Re: Optimum number of symbols
From: | Lars Henrik Mathiesen <thorinn@...> |
Date: | Monday, May 20, 2002, 21:11 |
> Date: Mon, 20 May 2002 14:42:20 -0400
> From: Jake X <alwaysawake247@...>
>
> All the Roman letters were originally named as the sound and "eh"
> (from bet), but english pronounces them as it does because of a
> glide. The letter "h" comes from the french who named that letter by
> its shape (there is no french phoneme for [h]).
Well, almost. The original Roman alphabet had pretty regular letter
names, /a:/, /be:/, /ke:/, /de:/ and so on, probably inherited from
the Etruscans --- the exceptions were the two velars /ka:/ and /qu:/,
/ha:/ probably by analogy with /ka:/ (the Etruscan value was some sort
of /e/), and the unvoiced fricatives /ef/, /es/ and /eks/.

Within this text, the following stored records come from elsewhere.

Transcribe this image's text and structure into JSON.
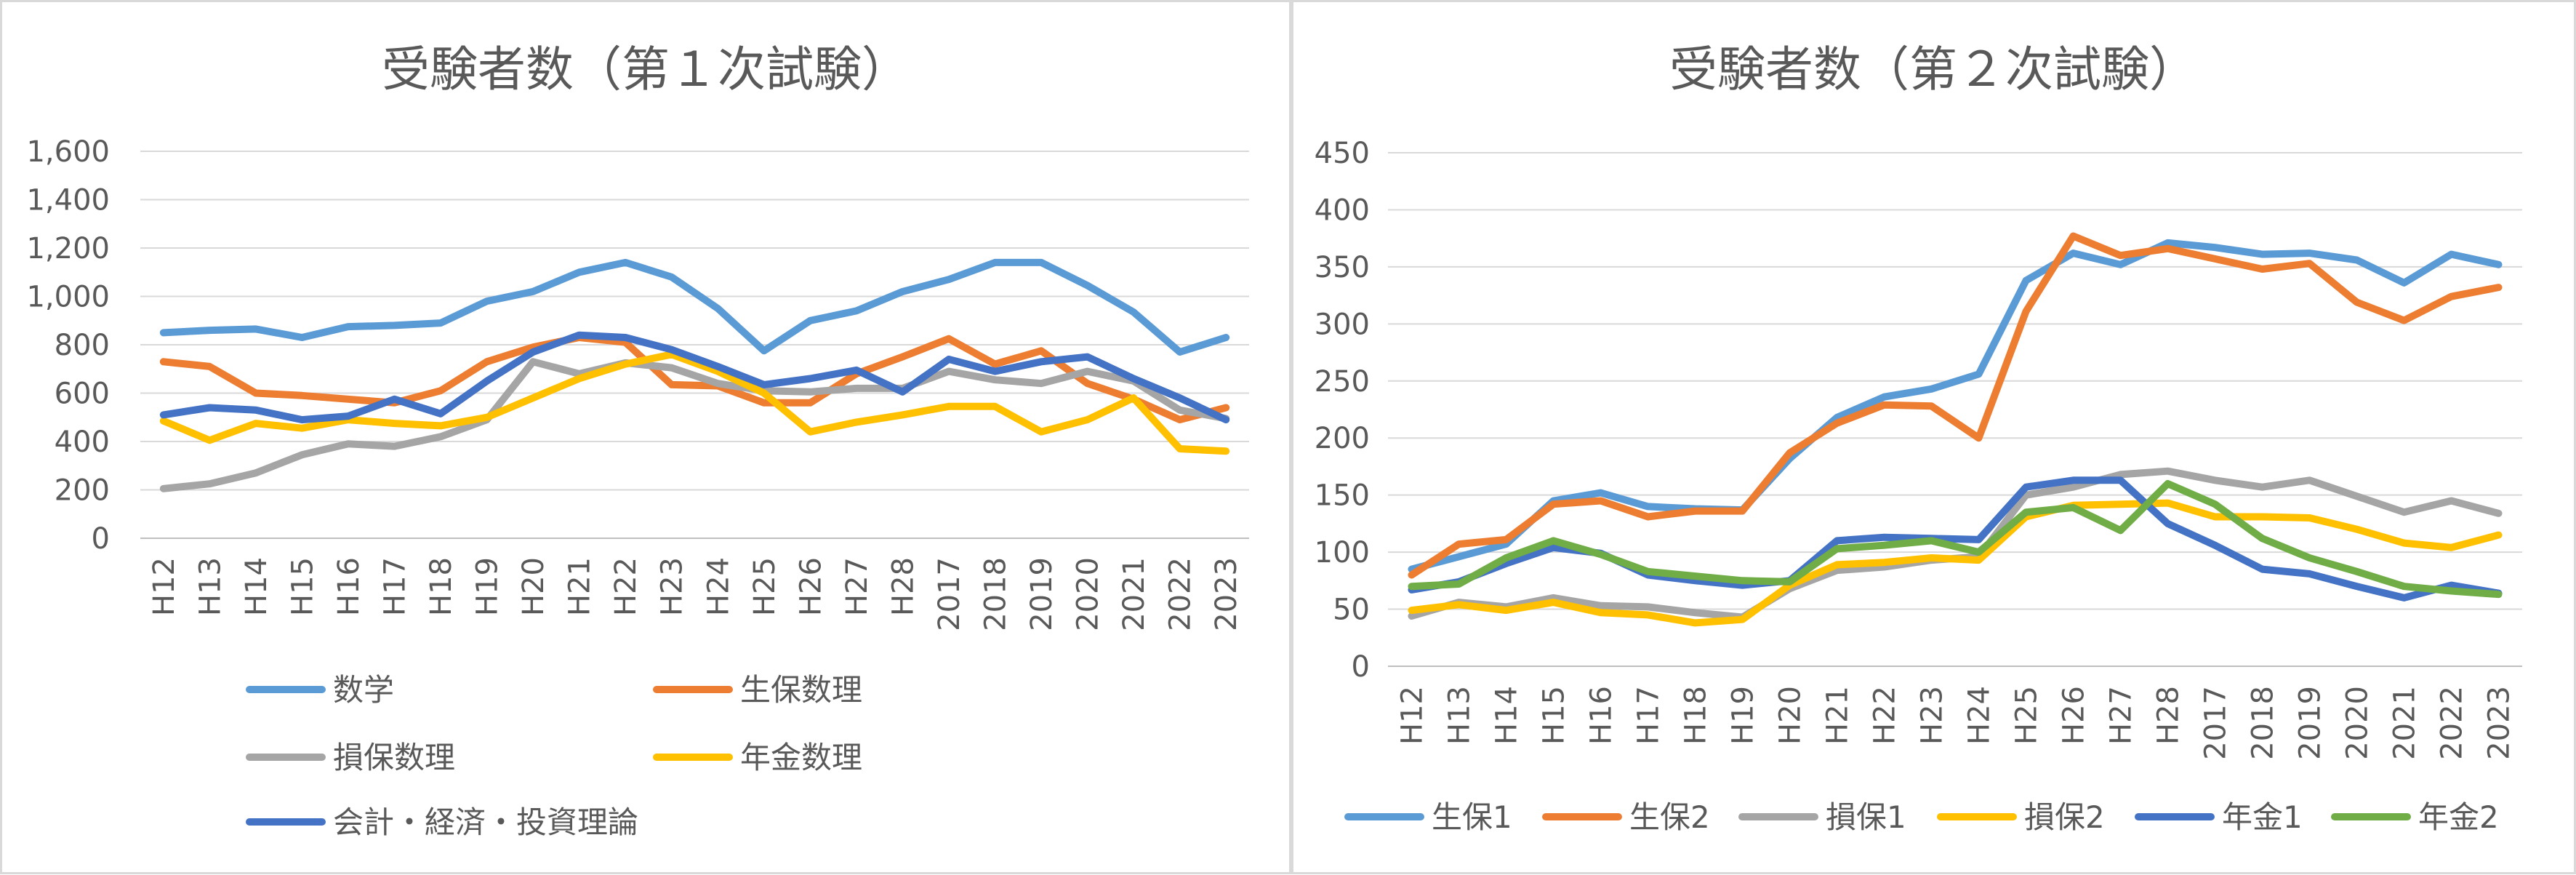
{
  "chart_data": [
    {
      "type": "line",
      "title": "受験者数（第１次試験）",
      "categories": [
        "H12",
        "H13",
        "H14",
        "H15",
        "H16",
        "H17",
        "H18",
        "H19",
        "H20",
        "H21",
        "H22",
        "H23",
        "H24",
        "H25",
        "H26",
        "H27",
        "H28",
        "2017",
        "2018",
        "2019",
        "2020",
        "2021",
        "2022",
        "2023"
      ],
      "ylim": [
        0,
        1600
      ],
      "yticks": [
        "0",
        "200",
        "400",
        "600",
        "800",
        "1,000",
        "1,200",
        "1,400",
        "1,600"
      ],
      "grid": true,
      "legend_position": "bottom",
      "series": [
        {
          "name": "数学",
          "color": "#5b9bd5",
          "values": [
            850,
            860,
            865,
            830,
            875,
            880,
            890,
            980,
            1020,
            1100,
            1140,
            1080,
            950,
            775,
            900,
            940,
            1020,
            1070,
            1140,
            1140,
            1045,
            935,
            770,
            830
          ]
        },
        {
          "name": "生保数理",
          "color": "#ed7d31",
          "values": [
            730,
            710,
            600,
            590,
            575,
            560,
            610,
            730,
            790,
            830,
            810,
            635,
            630,
            560,
            560,
            680,
            750,
            825,
            720,
            775,
            640,
            575,
            490,
            540
          ]
        },
        {
          "name": "損保数理",
          "color": "#a5a5a5",
          "values": [
            205,
            225,
            270,
            345,
            390,
            380,
            420,
            490,
            730,
            680,
            725,
            705,
            640,
            610,
            605,
            620,
            620,
            690,
            655,
            640,
            690,
            650,
            530,
            495
          ]
        },
        {
          "name": "年金数理",
          "color": "#ffc000",
          "values": [
            485,
            405,
            475,
            455,
            490,
            475,
            465,
            500,
            580,
            660,
            720,
            760,
            690,
            600,
            440,
            480,
            510,
            545,
            545,
            440,
            490,
            580,
            370,
            360
          ]
        },
        {
          "name": "会計・経済・投資理論",
          "color": "#4472c4",
          "values": [
            510,
            540,
            530,
            490,
            505,
            575,
            515,
            650,
            770,
            840,
            830,
            780,
            710,
            635,
            660,
            695,
            605,
            740,
            690,
            730,
            750,
            660,
            580,
            490
          ]
        }
      ]
    },
    {
      "type": "line",
      "title": "受験者数（第２次試験）",
      "categories": [
        "H12",
        "H13",
        "H14",
        "H15",
        "H16",
        "H17",
        "H18",
        "H19",
        "H20",
        "H21",
        "H22",
        "H23",
        "H24",
        "H25",
        "H26",
        "H27",
        "H28",
        "2017",
        "2018",
        "2019",
        "2020",
        "2021",
        "2022",
        "2023"
      ],
      "ylim": [
        0,
        450
      ],
      "yticks": [
        "0",
        "50",
        "100",
        "150",
        "200",
        "250",
        "300",
        "350",
        "400",
        "450"
      ],
      "grid": true,
      "legend_position": "bottom",
      "series": [
        {
          "name": "生保1",
          "color": "#5b9bd5",
          "values": [
            85,
            96,
            107,
            145,
            152,
            140,
            138,
            137,
            182,
            218,
            236,
            243,
            256,
            338,
            362,
            352,
            371,
            367,
            361,
            362,
            356,
            336,
            361,
            352
          ]
        },
        {
          "name": "生保2",
          "color": "#ed7d31",
          "values": [
            80,
            107,
            111,
            142,
            145,
            131,
            136,
            136,
            187,
            213,
            229,
            228,
            200,
            311,
            377,
            360,
            366,
            357,
            348,
            353,
            319,
            303,
            324,
            332
          ]
        },
        {
          "name": "損保1",
          "color": "#a5a5a5",
          "values": [
            44,
            56,
            52,
            60,
            53,
            52,
            47,
            43,
            68,
            84,
            87,
            93,
            96,
            150,
            157,
            168,
            171,
            163,
            157,
            163,
            149,
            135,
            145,
            134
          ]
        },
        {
          "name": "損保2",
          "color": "#ffc000",
          "values": [
            49,
            54,
            49,
            56,
            47,
            45,
            38,
            41,
            71,
            89,
            91,
            95,
            93,
            131,
            141,
            142,
            143,
            131,
            131,
            130,
            120,
            108,
            104,
            115
          ]
        },
        {
          "name": "年金1",
          "color": "#4472c4",
          "values": [
            67,
            74,
            90,
            104,
            99,
            80,
            75,
            71,
            75,
            110,
            113,
            112,
            111,
            157,
            163,
            163,
            125,
            106,
            85,
            81,
            70,
            60,
            71,
            64
          ]
        },
        {
          "name": "年金2",
          "color": "#70ad47",
          "values": [
            70,
            72,
            95,
            110,
            98,
            83,
            79,
            75,
            74,
            103,
            106,
            110,
            100,
            135,
            139,
            119,
            160,
            142,
            112,
            95,
            83,
            70,
            66,
            63
          ]
        }
      ]
    }
  ]
}
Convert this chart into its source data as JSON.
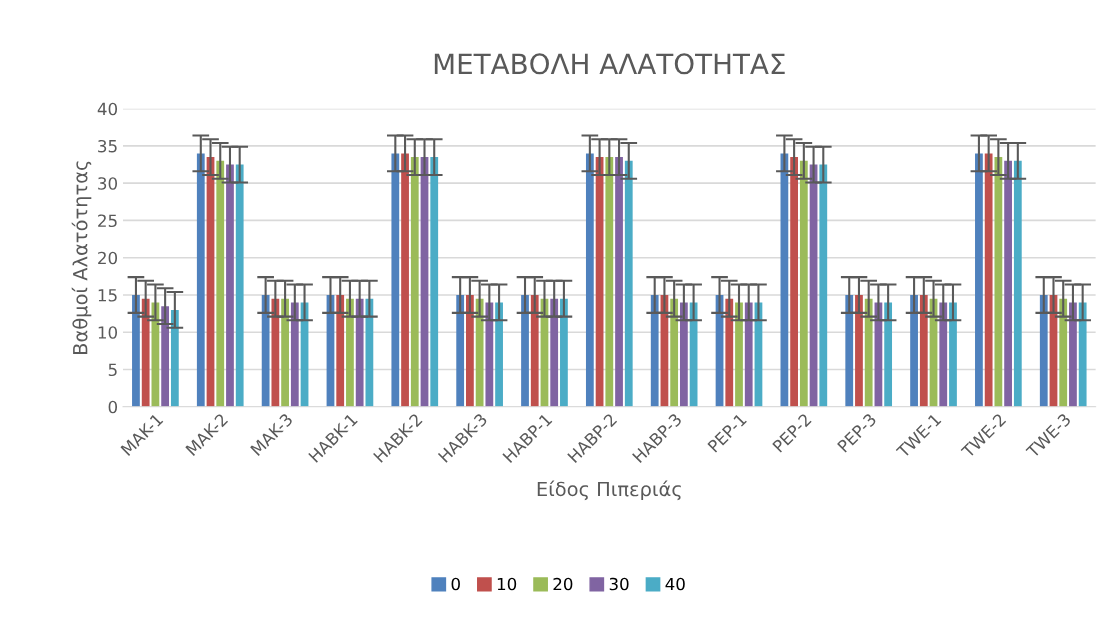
{
  "chart_data": {
    "type": "bar",
    "title": "ΜΕΤΑΒΟΛΗ ΑΛΑΤΟΤΗΤΑΣ",
    "xlabel": "Είδος Πιπεριάς",
    "ylabel": "Βαθμοί Αλατότητας",
    "categories": [
      "MAK-1",
      "MAK-2",
      "MAK-3",
      "HABK-1",
      "HABK-2",
      "HABK-3",
      "HABP-1",
      "HABP-2",
      "HABP-3",
      "PEP-1",
      "PEP-2",
      "PEP-3",
      "TWE-1",
      "TWE-2",
      "TWE-3"
    ],
    "series": [
      {
        "name": "0",
        "color": "#4f81bd",
        "values": [
          15,
          34,
          15,
          15,
          34,
          15,
          15,
          34,
          15,
          15,
          34,
          15,
          15,
          34,
          15
        ],
        "errors": [
          2.4,
          2.4,
          2.4,
          2.4,
          2.4,
          2.4,
          2.4,
          2.4,
          2.4,
          2.4,
          2.4,
          2.4,
          2.4,
          2.4,
          2.4
        ]
      },
      {
        "name": "10",
        "color": "#c0504d",
        "values": [
          14.5,
          33.5,
          14.5,
          15,
          34,
          15,
          15,
          33.5,
          15,
          14.5,
          33.5,
          15,
          15,
          34,
          15
        ],
        "errors": [
          2.4,
          2.4,
          2.4,
          2.4,
          2.4,
          2.4,
          2.4,
          2.4,
          2.4,
          2.4,
          2.4,
          2.4,
          2.4,
          2.4,
          2.4
        ]
      },
      {
        "name": "20",
        "color": "#9bbb59",
        "values": [
          14,
          33,
          14.5,
          14.5,
          33.5,
          14.5,
          14.5,
          33.5,
          14.5,
          14,
          33,
          14.5,
          14.5,
          33.5,
          14.5
        ],
        "errors": [
          2.4,
          2.4,
          2.4,
          2.4,
          2.4,
          2.4,
          2.4,
          2.4,
          2.4,
          2.4,
          2.4,
          2.4,
          2.4,
          2.4,
          2.4
        ]
      },
      {
        "name": "30",
        "color": "#8064a2",
        "values": [
          13.5,
          32.5,
          14,
          14.5,
          33.5,
          14,
          14.5,
          33.5,
          14,
          14,
          32.5,
          14,
          14,
          33,
          14
        ],
        "errors": [
          2.4,
          2.4,
          2.4,
          2.4,
          2.4,
          2.4,
          2.4,
          2.4,
          2.4,
          2.4,
          2.4,
          2.4,
          2.4,
          2.4,
          2.4
        ]
      },
      {
        "name": "40",
        "color": "#4bacc6",
        "values": [
          13,
          32.5,
          14,
          14.5,
          33.5,
          14,
          14.5,
          33,
          14,
          14,
          32.5,
          14,
          14,
          33,
          14
        ],
        "errors": [
          2.4,
          2.4,
          2.4,
          2.4,
          2.4,
          2.4,
          2.4,
          2.4,
          2.4,
          2.4,
          2.4,
          2.4,
          2.4,
          2.4,
          2.4
        ]
      }
    ],
    "ylim": [
      0,
      40
    ],
    "yticks": [
      0,
      5,
      10,
      15,
      20,
      25,
      30,
      35,
      40
    ],
    "grid": "y",
    "legend": "bottom"
  }
}
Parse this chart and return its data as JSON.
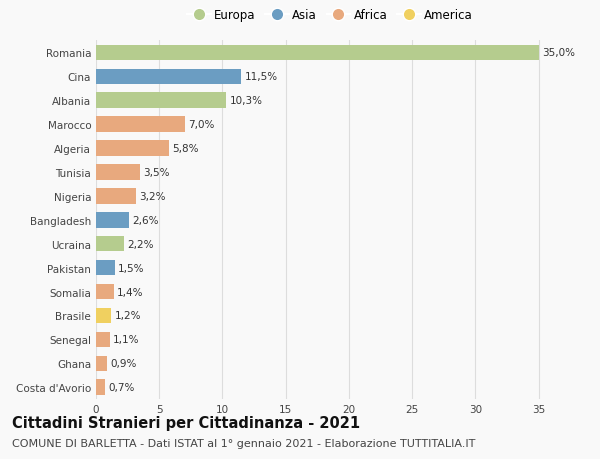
{
  "countries": [
    "Costa d'Avorio",
    "Ghana",
    "Senegal",
    "Brasile",
    "Somalia",
    "Pakistan",
    "Ucraina",
    "Bangladesh",
    "Nigeria",
    "Tunisia",
    "Algeria",
    "Marocco",
    "Albania",
    "Cina",
    "Romania"
  ],
  "values": [
    0.7,
    0.9,
    1.1,
    1.2,
    1.4,
    1.5,
    2.2,
    2.6,
    3.2,
    3.5,
    5.8,
    7.0,
    10.3,
    11.5,
    35.0
  ],
  "labels": [
    "0,7%",
    "0,9%",
    "1,1%",
    "1,2%",
    "1,4%",
    "1,5%",
    "2,2%",
    "2,6%",
    "3,2%",
    "3,5%",
    "5,8%",
    "7,0%",
    "10,3%",
    "11,5%",
    "35,0%"
  ],
  "continents": [
    "Africa",
    "Africa",
    "Africa",
    "America",
    "Africa",
    "Asia",
    "Europa",
    "Asia",
    "Africa",
    "Africa",
    "Africa",
    "Africa",
    "Europa",
    "Asia",
    "Europa"
  ],
  "colors": {
    "Europa": "#b5cc8e",
    "Asia": "#6b9dc2",
    "Africa": "#e8a97e",
    "America": "#f0d060"
  },
  "legend_order": [
    "Europa",
    "Asia",
    "Africa",
    "America"
  ],
  "title": "Cittadini Stranieri per Cittadinanza - 2021",
  "subtitle": "COMUNE DI BARLETTA - Dati ISTAT al 1° gennaio 2021 - Elaborazione TUTTITALIA.IT",
  "xlim": [
    0,
    37
  ],
  "xticks": [
    0,
    5,
    10,
    15,
    20,
    25,
    30,
    35
  ],
  "background_color": "#f9f9f9",
  "grid_color": "#dddddd",
  "bar_height": 0.65,
  "title_fontsize": 10.5,
  "subtitle_fontsize": 8,
  "label_fontsize": 7.5,
  "tick_fontsize": 7.5,
  "legend_fontsize": 8.5
}
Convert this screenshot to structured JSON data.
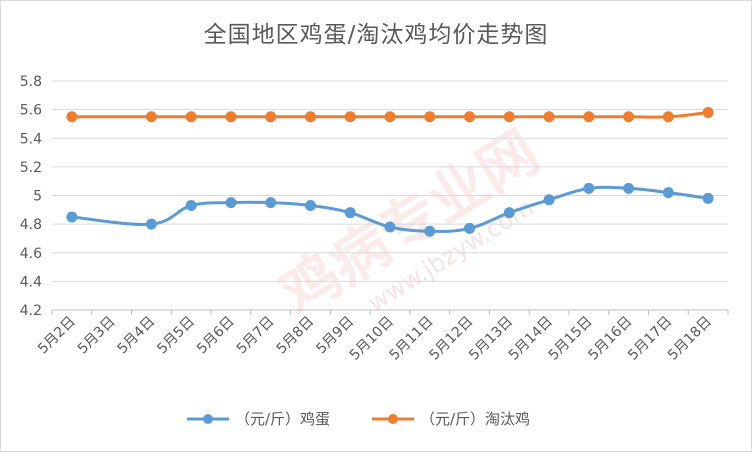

The alphabet probably had three velar stops because the distinction
palatal/velar/labialized was phonemic somewhere along the chain of
borrowing, but I'm not sure where --- so the original names were more
like /ce/, /ka/, /k_wu/. I'm pretty sure the Romans themselves didn't
make the distinction phonemically, and that the context-dependent use
of the three letters was a matter of tradition --- but there's bound
to have been some allophonic variation in those directions still, as
evidenced by the later development of /k/ before /e/ and /i/.
Note: This was before the reintroduction of the Greek letters
/y:psilon/ and /ze:ta/ that were dropped somewhere, but felt to be
needed when the Romans bought into Greek culture. (X may also have
been reacquired then, I don't remember --- but in any case it got a
name by analogy with the older ones, as did G when it was invented).
J and V are even later additions, one getting it's name from Greek
/io:ta/, the other by analogy --- but if the Romans had had it,
perhaps it would have been /ev/?
About the French name for H: There's another story, the references for
which I didn't check out, that the name was changed to /aha/ when /h/
was lost in initial position, and then sharpened to /axa/ when /h/ was
dying out altogether. The h in the current spelling of the name would
then be spurious, or folk-etymological, since it is felt as quite
natural that the name should begin with the letter.